Can a statement imply itself without being true or false?

[Alkatran]

I've been doing some thinking on self-referencing statements and the problems they imply. For example:
THIS=TRUE is both true and false
THIS=FALSE is neither true nor false
THIS>TRUE is both true and false
THIS>FALSE is neither true nor false
THIS > X implies itself and x (using the fact that THIS = (THIS > X))
etc...

I was wondering if the people here could shoot down this idea:
A self referential statement is true if and only if it implies itself.
THAT(written) = (THAT(value) > THAT(written))

Given this, we would get:
(THIS=TRUE) = (THAT > THAT=TRUE) = TRUE > TRUE = TRUE
(THIS=FALSE) = (THAT > THAT=FALSE) = FALSE
and we wouldn't be able to imply X using (THIS > X) because once we get THIS = (THIS > X) we have change it to THAT = (THAT > (THAT = (THAT > THAT))) before we can evaluate it.

I suppose what I'm looking for here are interesting statements that break this rule. I know it doesn't handle indirect self-reference.

 

[CRGreathouse]

"(THIS=THIS) and false" would be a counterexample, although it doesn't show that your method is wrong (perhaps you need a stronger form of "self-referential" to exclude this).

 

[Hurkyl]

I've been doing some thinking on self-referencing statements and the problems they imply.
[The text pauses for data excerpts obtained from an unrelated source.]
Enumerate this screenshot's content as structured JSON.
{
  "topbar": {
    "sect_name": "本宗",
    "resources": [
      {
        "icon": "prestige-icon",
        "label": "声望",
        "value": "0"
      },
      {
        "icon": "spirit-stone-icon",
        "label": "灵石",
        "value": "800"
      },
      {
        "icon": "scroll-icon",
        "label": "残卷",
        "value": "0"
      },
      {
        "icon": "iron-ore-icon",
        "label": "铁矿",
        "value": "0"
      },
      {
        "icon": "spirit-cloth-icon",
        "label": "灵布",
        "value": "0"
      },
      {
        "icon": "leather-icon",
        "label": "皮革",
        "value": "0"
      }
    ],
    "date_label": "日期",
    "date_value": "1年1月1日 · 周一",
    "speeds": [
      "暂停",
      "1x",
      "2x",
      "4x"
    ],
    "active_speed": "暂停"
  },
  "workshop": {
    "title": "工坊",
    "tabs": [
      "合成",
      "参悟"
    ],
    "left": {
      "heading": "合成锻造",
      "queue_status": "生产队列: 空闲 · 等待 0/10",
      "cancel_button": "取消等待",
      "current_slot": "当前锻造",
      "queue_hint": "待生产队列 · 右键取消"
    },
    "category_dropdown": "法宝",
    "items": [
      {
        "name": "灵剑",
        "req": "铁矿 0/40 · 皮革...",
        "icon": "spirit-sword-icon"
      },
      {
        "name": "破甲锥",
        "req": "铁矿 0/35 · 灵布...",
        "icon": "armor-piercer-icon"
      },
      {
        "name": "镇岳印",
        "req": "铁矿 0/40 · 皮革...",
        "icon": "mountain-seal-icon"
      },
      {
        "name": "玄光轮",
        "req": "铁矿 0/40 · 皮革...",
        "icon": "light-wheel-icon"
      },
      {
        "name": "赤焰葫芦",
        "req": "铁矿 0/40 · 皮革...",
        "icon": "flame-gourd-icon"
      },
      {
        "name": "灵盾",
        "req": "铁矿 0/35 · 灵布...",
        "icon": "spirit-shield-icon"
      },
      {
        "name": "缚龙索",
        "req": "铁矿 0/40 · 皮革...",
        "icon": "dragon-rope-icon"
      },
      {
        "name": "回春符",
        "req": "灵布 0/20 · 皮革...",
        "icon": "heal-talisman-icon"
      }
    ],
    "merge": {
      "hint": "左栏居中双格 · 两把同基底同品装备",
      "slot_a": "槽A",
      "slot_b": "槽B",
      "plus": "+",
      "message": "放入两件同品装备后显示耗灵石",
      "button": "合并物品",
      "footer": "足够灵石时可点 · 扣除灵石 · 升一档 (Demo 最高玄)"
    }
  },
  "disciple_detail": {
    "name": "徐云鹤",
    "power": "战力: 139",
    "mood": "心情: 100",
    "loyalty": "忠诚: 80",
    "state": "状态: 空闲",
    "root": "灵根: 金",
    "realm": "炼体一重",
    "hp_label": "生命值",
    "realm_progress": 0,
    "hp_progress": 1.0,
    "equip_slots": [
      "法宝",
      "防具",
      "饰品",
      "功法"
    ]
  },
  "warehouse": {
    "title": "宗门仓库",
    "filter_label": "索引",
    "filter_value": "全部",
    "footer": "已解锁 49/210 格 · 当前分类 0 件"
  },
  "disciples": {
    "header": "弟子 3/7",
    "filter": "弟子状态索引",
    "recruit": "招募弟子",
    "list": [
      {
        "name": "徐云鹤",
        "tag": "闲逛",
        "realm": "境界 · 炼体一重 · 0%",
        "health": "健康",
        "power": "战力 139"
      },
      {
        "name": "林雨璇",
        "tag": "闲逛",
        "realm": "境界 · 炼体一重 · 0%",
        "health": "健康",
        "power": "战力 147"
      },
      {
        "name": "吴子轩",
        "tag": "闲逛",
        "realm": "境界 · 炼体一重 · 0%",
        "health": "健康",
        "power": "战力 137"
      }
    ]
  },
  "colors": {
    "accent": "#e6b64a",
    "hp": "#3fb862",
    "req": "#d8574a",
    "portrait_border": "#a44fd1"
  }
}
For example:
THIS=TRUE is both true and false
THIS=FALSE is neither true nor false
THIS>TRUE is both true and false
THIS>FALSE is neither true nor false
THIS > X implies itself and x (using the fact that THIS = (THIS > X))
etc...

You're hitting a seam in a common abuse of language, I think.

Statements don't have inherent truth value -- what you're really saying here is that you can (consistently) label "this = true" with either truth value, and that you cannot (consistently) label "this = false" with either truth value.



Logically, any statement implies itself:

P --> P

is a tautology.